Par exemple, à Edmonton, le groupe Sisters Dialogue a expliqué que de nombreuses femmes musulmanes noires craignent de sortir seules et se déplacent encore souvent en groupe après une série d’attaques sur une période de huit mois, en 2020 et 2021, et qui ont semé la panique dans ces communautés. Même si les services de police de la ville et d’ailleurs continuent de leur promettre leur soutien, on constate régulièrement un manque de confiance envers les forces de l’ordre quand vient le temps de prendre des mesures significatives afin de tenir les auteurs de violence responsables de leurs actes.
Certains musulmans de Calgary ont toutefois reconnu que l’ajout de plusieurs groupes d’extrême droite à la liste des entités terroristes du Canada avait entraîné une diminution des menaces. Les leaders communautaires continuent de contribuer à favoriser les partenariats afin d’assurer leur sécurité et celle des autres minorités ciblées, ainsi que pour promouvoir l’éducation.

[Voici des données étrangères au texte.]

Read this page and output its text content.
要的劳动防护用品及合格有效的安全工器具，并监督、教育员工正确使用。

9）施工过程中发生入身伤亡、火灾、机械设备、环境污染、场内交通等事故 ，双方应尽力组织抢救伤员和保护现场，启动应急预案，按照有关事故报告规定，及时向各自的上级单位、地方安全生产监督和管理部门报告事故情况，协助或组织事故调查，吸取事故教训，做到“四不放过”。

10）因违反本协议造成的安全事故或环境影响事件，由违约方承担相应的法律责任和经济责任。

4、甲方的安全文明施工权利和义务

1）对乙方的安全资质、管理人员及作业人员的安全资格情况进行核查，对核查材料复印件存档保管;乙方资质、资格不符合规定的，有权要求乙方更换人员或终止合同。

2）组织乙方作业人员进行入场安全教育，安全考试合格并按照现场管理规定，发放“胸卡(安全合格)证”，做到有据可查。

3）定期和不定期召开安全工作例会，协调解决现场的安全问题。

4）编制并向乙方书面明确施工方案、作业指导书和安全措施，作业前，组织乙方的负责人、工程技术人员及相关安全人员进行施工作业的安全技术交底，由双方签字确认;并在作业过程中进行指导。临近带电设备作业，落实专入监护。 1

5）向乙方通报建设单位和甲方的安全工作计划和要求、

À London, ils travaillent notamment avec la municipalité pour mettre en oeuvre une stratégie de lutte contre l’islamophobie et embaucher un conseiller de liaison avec la communauté musulmane. Des travaux sont également en cours pour renforcer le règlement sur le harcèlement dans la rue, de manière à ce qu’il intègre les identités protégées en tant que motif supplémentaire pour imposer une amende à une personne accusée de harcèlement.
Ces inquiétudes entourant la sécurité, la discrimination et l’inclusion soulignent la fragilité de notre démocratie et de notre sentiment d’appartenance, en particulier à une époque de polarisation croissante et d’effets pernicieux de la haine en ligne et des récits qui sèment la division.

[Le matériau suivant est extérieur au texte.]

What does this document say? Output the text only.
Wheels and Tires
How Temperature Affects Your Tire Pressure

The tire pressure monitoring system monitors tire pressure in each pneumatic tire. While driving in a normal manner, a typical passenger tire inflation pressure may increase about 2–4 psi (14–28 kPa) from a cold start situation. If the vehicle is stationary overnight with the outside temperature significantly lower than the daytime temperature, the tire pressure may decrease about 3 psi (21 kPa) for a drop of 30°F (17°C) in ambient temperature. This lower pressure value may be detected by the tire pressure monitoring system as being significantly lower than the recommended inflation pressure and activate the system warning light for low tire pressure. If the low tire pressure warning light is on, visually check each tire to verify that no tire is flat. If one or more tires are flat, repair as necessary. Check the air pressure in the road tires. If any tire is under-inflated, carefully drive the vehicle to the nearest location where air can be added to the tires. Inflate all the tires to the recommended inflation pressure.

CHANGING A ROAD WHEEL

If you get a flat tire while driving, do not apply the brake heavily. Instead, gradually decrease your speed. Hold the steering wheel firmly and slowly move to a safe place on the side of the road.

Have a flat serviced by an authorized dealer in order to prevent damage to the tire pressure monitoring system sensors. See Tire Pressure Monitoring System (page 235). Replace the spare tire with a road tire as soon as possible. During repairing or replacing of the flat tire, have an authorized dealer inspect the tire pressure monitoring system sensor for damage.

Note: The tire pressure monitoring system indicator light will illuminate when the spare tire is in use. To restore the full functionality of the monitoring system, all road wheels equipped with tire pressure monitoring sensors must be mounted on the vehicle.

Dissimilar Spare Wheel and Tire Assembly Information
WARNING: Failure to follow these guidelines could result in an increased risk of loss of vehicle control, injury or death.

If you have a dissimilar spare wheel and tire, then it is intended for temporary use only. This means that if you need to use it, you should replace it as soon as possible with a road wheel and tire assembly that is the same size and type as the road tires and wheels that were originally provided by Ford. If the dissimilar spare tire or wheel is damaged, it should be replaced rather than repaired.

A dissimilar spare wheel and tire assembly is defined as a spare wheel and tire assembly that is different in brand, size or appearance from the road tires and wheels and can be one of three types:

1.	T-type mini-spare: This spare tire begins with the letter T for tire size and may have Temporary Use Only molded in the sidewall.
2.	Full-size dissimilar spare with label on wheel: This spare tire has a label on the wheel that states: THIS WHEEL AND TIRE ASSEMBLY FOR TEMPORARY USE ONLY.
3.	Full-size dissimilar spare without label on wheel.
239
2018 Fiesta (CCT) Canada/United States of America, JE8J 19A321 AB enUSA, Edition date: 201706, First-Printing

Comme l’a récemment expliqué Yascha Mounk, politologue et auteur, dans le balado intitulé On the Frontlines of Democracy, pour qu’une société libérale reste prospère et dynamique, les gens doivent être libres d’établir des relations de confiance, voire d’amitié, entre eux tout en pouvant assumer fièrement des identités différentes. Cela peut se produire seulement si nous nous efforçons collectivement de lutter contre l’islamophobie et d’autres formes de racisme.
Nous saurons que ce jour est arrivé lorsque nos jeunes n’organiseront plus de veillées à la mémoire de leurs amis et des membres de leurs familles dont la vie a été écourtée par la haine.